Canada’s housing system is out of balance. Its reliance on market supply-and-demand works pretty well for homeowners, but even there we find growing problems. In many parts of the country housing prices are getting so high that it’s difficult to see how young people will ever be able to afford to buy a family home of their own. Renters are having even more trouble. Some parts of the population are inhibited from access to acceptable housing. At the worst end of the housing deficit, homelessness is growing.
After 50 years of federal leadership, the 1996 federal budget shifted administration of federal social housing to the provinces and territories. This was not in response to a legal or constitutional dispute; it was unilateral policy decision by Paul Martin, to help save money and balance federal budgets on the backs of the provinces. Dismantling the federal social housing supply program meant that provinces and territories had to bear the direct responsibilities for housing costs …but also the indirect costs of inadequate housing and homelessness, such as the costs of physical and mental health care, policing, and emergency shelters.
In theory, there is a constitutional barrier to direct federal funding to municipalities for housing. Nonetheless, in the 1970’s, the federal government did directly fund new social-housing projects (like Castlegreen Housing Co-op in Thunder Bay) built by non-profit societies or non-profit housing corporations established by municipalities.
After years of talk and a lot of promises, the 2004 and 2005 federal budgets did allocate some new funds for housing and municipal infrastructure, as a result of political and public pressure. While it was a promising start, there is a long way to go.

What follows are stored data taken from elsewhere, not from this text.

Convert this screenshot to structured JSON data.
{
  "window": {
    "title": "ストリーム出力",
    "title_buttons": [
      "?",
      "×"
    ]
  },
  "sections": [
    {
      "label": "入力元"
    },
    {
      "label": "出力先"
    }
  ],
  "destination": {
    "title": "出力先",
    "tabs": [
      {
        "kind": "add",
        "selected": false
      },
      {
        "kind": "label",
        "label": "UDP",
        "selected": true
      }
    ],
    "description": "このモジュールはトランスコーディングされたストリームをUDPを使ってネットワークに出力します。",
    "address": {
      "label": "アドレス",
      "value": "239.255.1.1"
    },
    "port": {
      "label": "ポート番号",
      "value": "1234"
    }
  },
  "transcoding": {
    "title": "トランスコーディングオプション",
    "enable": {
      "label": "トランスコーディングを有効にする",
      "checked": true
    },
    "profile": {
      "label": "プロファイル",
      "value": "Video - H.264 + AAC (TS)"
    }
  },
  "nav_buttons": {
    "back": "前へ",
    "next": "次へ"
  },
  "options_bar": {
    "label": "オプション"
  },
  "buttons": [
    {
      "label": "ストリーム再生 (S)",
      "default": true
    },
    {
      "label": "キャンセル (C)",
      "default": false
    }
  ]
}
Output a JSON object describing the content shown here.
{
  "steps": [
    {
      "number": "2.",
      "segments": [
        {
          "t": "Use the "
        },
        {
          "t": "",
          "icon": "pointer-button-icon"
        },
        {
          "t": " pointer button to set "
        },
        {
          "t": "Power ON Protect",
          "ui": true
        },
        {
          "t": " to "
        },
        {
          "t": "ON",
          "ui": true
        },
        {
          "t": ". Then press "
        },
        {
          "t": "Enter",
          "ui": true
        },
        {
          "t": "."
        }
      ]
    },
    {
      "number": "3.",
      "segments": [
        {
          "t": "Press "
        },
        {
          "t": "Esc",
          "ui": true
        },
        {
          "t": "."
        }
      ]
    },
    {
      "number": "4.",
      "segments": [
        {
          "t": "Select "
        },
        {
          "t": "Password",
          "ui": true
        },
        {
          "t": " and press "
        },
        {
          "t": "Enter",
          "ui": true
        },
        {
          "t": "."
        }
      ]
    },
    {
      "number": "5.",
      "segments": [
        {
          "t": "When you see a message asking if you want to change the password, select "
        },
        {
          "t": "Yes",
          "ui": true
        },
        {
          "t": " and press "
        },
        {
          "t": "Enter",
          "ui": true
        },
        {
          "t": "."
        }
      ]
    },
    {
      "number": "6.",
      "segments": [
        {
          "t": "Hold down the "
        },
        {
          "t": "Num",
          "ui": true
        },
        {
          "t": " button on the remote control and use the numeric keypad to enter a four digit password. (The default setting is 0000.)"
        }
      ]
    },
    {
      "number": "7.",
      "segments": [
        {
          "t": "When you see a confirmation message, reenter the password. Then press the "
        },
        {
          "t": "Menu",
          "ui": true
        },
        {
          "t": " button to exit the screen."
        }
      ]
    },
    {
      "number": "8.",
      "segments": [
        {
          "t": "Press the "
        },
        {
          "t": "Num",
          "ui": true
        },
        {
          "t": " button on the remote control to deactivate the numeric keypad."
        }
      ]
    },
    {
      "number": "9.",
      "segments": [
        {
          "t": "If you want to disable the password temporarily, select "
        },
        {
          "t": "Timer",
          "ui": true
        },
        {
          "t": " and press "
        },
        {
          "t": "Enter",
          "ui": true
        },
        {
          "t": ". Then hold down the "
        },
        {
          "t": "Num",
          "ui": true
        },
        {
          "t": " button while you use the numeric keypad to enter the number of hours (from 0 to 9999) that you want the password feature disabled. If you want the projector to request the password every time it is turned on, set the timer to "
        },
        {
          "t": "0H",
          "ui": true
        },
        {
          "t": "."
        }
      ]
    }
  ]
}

Castlegreen is an example of one way we could choose to invest: a cooperative community of mixed income renters: safe, clean, green, with a wonderful sense of cooperation, pride, and belonging. In the absence of federal leadership and initiative, its time to bring back co-ops and other public partnerships that rebuild communities, provide lower income Canadians with healthy housing, and give children a quality environment to grow up in.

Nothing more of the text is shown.